Glad you can laugh. As for me, if I see one of my kids bring home such **** in elementary school, I won't put up with it. My $10-$20K better be paying for some red pens early on in the game. If not, I own a number of red pens and am not afraid to use them. Better sooner than later.

miriamp said...

But aren't they called Ivy League because they were part if the #4 (IV) league in sports? That one doesn't seem so bad to me. (Of course, the student might not have know that...)

Sephardilady, I often edit my kids' papers before they go to school (with the teacher's permission) and I'll point out the errors without fixing them -- particularly there/their/they're errors!
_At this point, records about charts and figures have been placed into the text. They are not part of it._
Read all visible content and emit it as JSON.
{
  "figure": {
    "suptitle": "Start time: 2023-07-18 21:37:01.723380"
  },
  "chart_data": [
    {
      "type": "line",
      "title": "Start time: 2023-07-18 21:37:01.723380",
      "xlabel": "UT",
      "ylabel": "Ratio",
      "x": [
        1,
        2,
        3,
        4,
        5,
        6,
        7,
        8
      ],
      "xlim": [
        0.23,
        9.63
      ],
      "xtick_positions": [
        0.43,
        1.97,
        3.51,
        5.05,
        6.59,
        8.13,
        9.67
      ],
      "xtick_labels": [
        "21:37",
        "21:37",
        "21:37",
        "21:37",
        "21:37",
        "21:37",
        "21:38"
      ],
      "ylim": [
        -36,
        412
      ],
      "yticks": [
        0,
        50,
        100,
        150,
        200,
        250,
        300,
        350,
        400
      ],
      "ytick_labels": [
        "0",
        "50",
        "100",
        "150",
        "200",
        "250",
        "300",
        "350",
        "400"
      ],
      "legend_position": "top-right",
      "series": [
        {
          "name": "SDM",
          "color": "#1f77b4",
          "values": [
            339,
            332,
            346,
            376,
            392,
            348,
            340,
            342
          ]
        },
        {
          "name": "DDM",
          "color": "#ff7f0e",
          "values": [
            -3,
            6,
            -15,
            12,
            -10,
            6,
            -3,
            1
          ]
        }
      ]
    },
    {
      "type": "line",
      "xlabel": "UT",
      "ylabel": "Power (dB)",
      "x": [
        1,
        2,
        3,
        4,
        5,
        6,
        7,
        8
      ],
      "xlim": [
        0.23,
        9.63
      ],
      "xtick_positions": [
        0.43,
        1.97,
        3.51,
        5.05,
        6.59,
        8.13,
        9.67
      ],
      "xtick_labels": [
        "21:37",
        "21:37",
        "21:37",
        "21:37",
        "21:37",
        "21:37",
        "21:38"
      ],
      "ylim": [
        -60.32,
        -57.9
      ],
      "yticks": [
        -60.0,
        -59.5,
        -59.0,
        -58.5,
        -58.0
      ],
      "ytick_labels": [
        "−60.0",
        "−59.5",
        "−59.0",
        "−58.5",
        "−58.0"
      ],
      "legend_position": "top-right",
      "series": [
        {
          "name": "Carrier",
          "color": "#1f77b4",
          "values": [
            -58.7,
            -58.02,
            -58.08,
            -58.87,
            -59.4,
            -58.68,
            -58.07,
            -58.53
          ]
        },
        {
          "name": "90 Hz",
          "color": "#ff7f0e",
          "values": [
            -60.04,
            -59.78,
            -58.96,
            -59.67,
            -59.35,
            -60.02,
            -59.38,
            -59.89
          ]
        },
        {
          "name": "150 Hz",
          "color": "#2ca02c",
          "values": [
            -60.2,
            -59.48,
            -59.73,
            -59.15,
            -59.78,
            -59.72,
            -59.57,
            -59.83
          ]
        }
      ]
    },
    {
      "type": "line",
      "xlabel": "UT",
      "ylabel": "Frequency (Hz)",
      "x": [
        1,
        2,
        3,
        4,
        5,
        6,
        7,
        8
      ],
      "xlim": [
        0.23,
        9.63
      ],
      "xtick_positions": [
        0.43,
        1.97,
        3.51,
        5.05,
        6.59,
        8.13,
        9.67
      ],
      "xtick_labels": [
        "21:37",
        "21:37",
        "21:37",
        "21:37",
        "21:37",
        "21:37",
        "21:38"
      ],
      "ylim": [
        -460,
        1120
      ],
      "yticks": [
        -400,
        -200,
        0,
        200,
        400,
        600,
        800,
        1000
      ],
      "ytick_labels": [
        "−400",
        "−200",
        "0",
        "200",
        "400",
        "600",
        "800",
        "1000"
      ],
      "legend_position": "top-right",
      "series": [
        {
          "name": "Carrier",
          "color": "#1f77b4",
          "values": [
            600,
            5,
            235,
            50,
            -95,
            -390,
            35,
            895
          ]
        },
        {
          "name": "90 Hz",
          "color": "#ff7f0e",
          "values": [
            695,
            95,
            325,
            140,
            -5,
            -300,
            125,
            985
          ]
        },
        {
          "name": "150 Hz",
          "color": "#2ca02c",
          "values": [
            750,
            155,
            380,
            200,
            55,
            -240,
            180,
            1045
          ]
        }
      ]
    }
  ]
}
On Chumash tests, English spelling and grammar aren't corrected or marked off for, but they certainly are in English subjects.

The broad appeal one took me a moment, but I think that's my favorite.

(Oh, and did you really mean to write that you received the paper on "eruv Shabbos"?)

ProfK said...

The transliteration from Hebrew to English can be a real balancing act. I'm presuming you meant that "eruv" should have been "erev." So what do you do when you pronounce erev in Hebrew so that it is eruv? And the word that some use "eruv" for I pronounce "ayruv." But yes, for clarity, it was "erev Shabbos."

Anonymous said...

The "IV" League attribution is a myth. The term came from the age of the "ancient eight" universities whose walls were covered in ivy.